Although plans are in their initial stages, Paul Riel, executive director of Residential Services, said his office is changing its policies in an attempt to better assist students, some of whom do not go home for the holidays.

“We realize that some students have unique circumstances that may prevent them from having a place to stay over a break period,” Riel said.

NU dorms close for the entirety of Winter Break and do not open until 10 a.m. the day before Winter Quarter classes begin. Some students say the small window of time for moving back into the dorms makes it stressful for both those who do not leave town for the holidays and those returning to campus from break.

Medill junior Danielle Kerani said it would be easier for students to prepare for classes if they had more time to move back into the dorms.

“Most people in apartments  get back two to three days before, so it should be the same for the dorms,” Kerani said.

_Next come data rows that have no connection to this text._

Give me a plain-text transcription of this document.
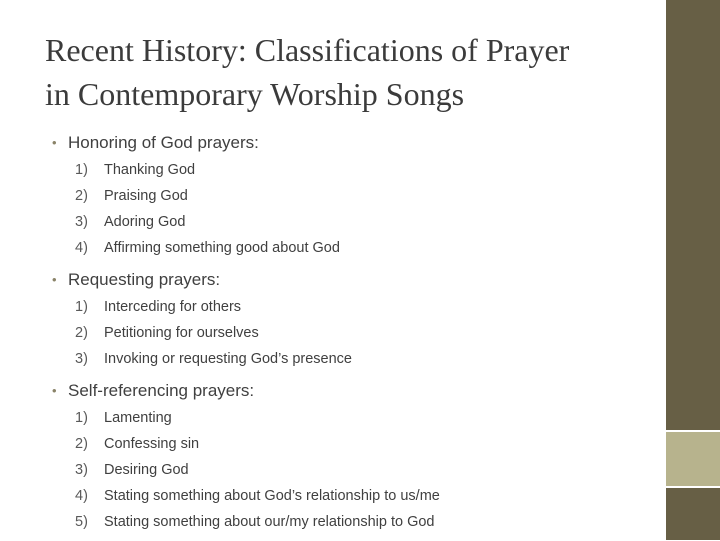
Recent History: Classifications of Prayer
in Contemporary Worship Songs
• Honoring of God prayers:
1) Thanking God
2) Praising God
3) Adoring God
4) Affirming something good about God
• Requesting prayers:
1) Interceding for others
2) Petitioning for ourselves
3) Invoking or requesting God’s presence
• Self-referencing prayers:
1) Lamenting
2) Confessing sin
3) Desiring God
4) Stating something about God’s relationship to us/me
5) Stating something about our/my relationship to God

Students are unable to stay in the dorms during the holidays because University staff would need to be present in the buildings, Riel said. For students who remain in Evanston over Winter Break, especially international students, finding a place to stay can be challenging. In extreme cases, Student Affairs refers them to potential lodgings, he said.

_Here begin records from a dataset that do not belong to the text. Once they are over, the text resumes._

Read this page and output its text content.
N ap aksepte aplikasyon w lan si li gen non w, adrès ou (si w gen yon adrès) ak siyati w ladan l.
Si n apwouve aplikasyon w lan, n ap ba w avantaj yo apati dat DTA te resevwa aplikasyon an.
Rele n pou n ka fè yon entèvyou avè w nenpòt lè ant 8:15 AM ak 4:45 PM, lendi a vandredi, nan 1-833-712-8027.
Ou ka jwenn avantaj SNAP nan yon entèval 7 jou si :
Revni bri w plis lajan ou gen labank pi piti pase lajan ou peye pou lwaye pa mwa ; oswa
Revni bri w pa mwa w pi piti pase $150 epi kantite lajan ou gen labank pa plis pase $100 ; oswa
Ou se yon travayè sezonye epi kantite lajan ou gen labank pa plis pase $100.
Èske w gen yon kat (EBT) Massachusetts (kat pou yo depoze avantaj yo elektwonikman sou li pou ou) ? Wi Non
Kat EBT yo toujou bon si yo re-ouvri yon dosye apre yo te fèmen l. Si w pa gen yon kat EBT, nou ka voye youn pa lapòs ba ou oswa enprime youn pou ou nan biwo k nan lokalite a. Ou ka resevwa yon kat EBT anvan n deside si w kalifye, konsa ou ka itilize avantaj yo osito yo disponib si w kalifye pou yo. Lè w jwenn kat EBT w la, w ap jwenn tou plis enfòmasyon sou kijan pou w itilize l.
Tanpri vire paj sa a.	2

Weinberg freshman Shivani Kothari said her friend, an international student from South Korea, had to stay in a friend’s off-campus apartment during break because plane tickets were too expensive to go back home for the short period of time.

The Winter Break campus housing policy has been an ongoing issue in Residential Services. Riel said that when he was interviewing for his position in February of last year, both vice president of student affairs Patricia Telles-Irvin and assistant vice president for student auxiliary services Julie Payne-Kirchmeier brought up that they all needed to explore different accommodation options for students during Winter Break.

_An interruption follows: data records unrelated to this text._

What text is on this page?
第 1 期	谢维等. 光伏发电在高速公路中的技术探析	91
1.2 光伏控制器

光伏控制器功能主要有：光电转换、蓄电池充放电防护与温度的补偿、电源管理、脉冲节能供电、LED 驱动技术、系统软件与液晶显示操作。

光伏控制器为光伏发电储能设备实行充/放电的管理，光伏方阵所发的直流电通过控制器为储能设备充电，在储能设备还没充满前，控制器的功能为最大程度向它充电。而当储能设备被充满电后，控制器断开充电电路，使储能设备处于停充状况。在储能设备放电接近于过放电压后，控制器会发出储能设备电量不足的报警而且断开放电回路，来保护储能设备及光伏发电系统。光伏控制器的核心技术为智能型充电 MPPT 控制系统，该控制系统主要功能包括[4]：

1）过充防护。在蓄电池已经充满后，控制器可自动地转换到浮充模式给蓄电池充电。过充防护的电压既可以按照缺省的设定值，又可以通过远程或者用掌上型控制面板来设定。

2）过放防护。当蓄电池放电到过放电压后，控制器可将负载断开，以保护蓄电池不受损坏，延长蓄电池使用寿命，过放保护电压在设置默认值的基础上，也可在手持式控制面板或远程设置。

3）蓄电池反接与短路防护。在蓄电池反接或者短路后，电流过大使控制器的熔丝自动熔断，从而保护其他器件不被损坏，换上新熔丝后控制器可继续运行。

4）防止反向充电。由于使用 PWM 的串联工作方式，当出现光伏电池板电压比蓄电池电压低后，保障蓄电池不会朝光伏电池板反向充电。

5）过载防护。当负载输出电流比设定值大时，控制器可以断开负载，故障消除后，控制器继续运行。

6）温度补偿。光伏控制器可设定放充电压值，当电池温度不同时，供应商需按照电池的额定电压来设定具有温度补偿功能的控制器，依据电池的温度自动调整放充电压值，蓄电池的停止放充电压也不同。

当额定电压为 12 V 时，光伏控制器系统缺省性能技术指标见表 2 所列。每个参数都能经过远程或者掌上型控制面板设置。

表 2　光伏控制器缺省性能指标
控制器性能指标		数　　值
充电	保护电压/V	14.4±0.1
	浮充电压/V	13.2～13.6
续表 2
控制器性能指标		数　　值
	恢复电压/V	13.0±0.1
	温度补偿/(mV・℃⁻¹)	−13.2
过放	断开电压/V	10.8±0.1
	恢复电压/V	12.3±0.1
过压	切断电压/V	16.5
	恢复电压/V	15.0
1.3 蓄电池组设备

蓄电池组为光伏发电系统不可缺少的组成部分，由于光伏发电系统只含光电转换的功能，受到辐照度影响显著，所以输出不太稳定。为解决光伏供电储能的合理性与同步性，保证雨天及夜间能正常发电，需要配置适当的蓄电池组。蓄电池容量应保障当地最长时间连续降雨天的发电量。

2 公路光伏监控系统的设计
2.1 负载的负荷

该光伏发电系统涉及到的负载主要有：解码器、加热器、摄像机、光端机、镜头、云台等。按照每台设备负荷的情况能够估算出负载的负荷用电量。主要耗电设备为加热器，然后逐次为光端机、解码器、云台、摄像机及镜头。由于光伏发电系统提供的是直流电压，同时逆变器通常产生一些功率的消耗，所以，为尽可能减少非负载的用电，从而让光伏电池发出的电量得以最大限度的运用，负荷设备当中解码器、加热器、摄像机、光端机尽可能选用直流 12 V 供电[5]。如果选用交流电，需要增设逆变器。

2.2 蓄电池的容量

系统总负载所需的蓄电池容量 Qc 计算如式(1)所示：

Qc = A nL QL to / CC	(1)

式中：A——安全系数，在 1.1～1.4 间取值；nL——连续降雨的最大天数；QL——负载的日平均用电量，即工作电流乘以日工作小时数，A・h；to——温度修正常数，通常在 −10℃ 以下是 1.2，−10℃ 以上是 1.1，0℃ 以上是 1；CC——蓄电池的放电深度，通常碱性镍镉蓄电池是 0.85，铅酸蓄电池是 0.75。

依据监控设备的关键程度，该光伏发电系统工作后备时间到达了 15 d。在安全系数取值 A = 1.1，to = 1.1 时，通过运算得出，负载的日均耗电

Communication freshman Kirra Silver ended up arriving back on campus too early this quarter. She managed to find a hotel to stay in, but it was initially a “scary” situation, she said.

“I was literally homeless for a while,” she said.

Medill juniors Jenna Frasier and Danielle Kerani agreed that NU’s policies can cause problems for traveling students.

“I’m only from New Jersey, but some students are from real far away, so I don’t get why they do that,” Frasier said.

Numerous students said the dorms should reopen for students at least two days in advance instead of the day before to be more flexible with travel plans.

“It’s ridiculous that they open at 10 a.m. on Sunday,” Kothari said. “Some flights come in on different days, and that some people have to stay in hotels is just not right.”